Great, I'm glad it's working in your codebase! In answer to your questions:

1. Yes, that's correct. Because Add is an existing trait that's defined in another crate, we define additional spec functions in a new trait (AddSpec), and then for additional complicated reasons, have an associated name (AddSpecImpl) that you use to give your definitions for those spec functions. If you're interested in more details, here's the original discussion, and the more updated discussion in the PR that added support for external trait extensions.
2. I don't think there would ever be a need to explicitly set obeys_add_spec.
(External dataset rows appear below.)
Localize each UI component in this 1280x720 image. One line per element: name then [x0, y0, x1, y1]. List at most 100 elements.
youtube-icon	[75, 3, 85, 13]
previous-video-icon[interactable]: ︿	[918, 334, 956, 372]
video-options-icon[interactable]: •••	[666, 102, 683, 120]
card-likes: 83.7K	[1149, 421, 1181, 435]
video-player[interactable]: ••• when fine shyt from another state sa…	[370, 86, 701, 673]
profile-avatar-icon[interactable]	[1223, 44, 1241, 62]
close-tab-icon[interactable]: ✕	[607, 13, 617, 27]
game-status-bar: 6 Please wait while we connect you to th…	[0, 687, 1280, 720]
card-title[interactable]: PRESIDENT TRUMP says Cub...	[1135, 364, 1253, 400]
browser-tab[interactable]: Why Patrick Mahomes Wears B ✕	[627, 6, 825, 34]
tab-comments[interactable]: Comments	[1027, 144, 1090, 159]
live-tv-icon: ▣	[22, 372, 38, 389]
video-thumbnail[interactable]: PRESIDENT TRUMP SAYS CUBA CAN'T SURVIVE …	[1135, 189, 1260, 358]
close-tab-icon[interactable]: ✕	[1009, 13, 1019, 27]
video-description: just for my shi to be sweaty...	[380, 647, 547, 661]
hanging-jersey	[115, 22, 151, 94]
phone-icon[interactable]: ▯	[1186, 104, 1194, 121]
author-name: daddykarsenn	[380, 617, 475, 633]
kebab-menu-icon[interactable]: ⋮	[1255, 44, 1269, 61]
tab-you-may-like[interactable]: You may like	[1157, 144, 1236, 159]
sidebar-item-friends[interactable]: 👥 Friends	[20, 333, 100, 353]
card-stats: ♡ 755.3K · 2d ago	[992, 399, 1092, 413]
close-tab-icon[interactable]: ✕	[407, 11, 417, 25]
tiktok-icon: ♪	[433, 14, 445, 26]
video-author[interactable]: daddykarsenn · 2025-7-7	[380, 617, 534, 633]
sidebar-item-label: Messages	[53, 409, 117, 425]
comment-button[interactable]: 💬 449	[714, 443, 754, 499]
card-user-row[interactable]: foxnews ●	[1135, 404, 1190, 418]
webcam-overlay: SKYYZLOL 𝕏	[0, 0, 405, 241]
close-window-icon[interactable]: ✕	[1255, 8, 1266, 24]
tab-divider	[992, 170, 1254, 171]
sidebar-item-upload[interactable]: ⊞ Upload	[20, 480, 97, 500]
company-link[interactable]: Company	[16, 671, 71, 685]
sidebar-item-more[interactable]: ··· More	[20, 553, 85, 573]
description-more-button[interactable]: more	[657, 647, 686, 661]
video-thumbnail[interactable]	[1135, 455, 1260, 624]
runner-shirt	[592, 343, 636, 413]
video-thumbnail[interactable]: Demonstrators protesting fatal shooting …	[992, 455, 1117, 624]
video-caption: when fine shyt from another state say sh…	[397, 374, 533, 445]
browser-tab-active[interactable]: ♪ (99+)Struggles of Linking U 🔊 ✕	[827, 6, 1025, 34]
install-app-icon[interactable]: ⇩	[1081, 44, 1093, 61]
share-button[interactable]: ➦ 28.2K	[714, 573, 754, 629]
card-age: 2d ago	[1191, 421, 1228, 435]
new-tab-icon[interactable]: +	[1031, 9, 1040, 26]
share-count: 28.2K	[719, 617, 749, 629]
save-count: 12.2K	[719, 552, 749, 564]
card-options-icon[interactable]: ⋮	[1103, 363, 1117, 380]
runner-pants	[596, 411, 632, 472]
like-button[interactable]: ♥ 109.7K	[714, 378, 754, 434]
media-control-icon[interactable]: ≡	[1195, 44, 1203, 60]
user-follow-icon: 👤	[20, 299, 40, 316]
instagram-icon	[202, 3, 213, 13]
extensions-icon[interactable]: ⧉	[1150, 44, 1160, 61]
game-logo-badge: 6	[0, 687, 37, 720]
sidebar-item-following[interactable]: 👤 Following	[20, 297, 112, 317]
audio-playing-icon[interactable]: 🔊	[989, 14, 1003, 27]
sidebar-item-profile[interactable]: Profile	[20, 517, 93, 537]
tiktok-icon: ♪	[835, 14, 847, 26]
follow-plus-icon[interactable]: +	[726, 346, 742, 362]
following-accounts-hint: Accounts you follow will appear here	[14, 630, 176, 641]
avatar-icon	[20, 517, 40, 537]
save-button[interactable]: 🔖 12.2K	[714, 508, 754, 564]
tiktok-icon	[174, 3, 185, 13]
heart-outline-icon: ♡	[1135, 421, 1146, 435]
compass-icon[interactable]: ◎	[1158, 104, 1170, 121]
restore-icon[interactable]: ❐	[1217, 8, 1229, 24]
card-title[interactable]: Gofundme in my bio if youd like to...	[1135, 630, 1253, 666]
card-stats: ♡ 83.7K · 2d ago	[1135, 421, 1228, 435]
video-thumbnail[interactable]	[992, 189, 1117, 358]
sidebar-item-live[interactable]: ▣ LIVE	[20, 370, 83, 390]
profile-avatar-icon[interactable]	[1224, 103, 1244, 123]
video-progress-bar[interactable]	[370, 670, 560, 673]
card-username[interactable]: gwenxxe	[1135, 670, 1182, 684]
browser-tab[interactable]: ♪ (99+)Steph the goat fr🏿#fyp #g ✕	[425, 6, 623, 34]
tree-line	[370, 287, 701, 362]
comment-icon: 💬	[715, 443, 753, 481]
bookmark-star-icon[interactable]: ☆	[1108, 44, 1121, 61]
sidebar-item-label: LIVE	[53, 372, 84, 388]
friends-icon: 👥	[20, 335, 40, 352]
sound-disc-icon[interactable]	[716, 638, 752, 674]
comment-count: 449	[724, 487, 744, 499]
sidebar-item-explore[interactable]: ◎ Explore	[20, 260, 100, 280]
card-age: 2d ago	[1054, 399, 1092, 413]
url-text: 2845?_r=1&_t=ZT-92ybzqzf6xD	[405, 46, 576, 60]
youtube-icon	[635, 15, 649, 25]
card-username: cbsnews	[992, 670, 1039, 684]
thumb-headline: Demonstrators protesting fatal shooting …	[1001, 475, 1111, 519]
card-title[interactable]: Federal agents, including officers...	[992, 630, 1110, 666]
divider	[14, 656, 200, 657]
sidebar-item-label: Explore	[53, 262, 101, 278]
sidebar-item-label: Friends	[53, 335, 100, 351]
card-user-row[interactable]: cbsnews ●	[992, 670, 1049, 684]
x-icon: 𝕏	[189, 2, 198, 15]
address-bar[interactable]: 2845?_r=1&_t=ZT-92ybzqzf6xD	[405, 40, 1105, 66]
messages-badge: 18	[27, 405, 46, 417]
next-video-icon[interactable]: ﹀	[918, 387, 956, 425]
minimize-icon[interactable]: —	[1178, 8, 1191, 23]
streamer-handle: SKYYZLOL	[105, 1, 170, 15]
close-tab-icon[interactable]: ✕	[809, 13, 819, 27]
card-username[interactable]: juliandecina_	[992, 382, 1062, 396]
This is an encoding "trick" we use when writing specs for external traits. Because there are many existing (unverified) implementations of the trait, we don't actually know if all of them behave sensibly (i.e., obey the various properties we expect). For example, someone might implement Eq in a way that isn't transitive. So when we add postconditions to trait functions, they all have the form ensures obeys_foo() ==> nice_property. If Verus doesn't know that obeys_foo() is true, then it won't give you any of the nice properties. You can set obeys_foo() to be true when you implement the trait in verified code (which then obliges you to prove that the nice properties hold), or you can add an explicit assumption that obeys_foo() is true for a particular unverified implementation of the trait, but that at least means that you're making a conscious decision to take the risk that the implementation might be buggy.

[TheodoreEhrenborg]

Does anything bad happen if obeys_mul_spec is false? We've done that here because proving a constructive spec expression for the output of mul is difficult, and we instead just put a nonconstructive ensures statement on mul

[parno]

Does anything bad happen if obeys_mul_spec is false?

It means you're not obliged to prove whatever generic ensures clause the Mul trait specifies; i.e., Verus won't tell you if you got something wrong there, nor will the caller be able to assume it. If your manually added ensures clause is sufficient for your purposes, however, that's probably okay.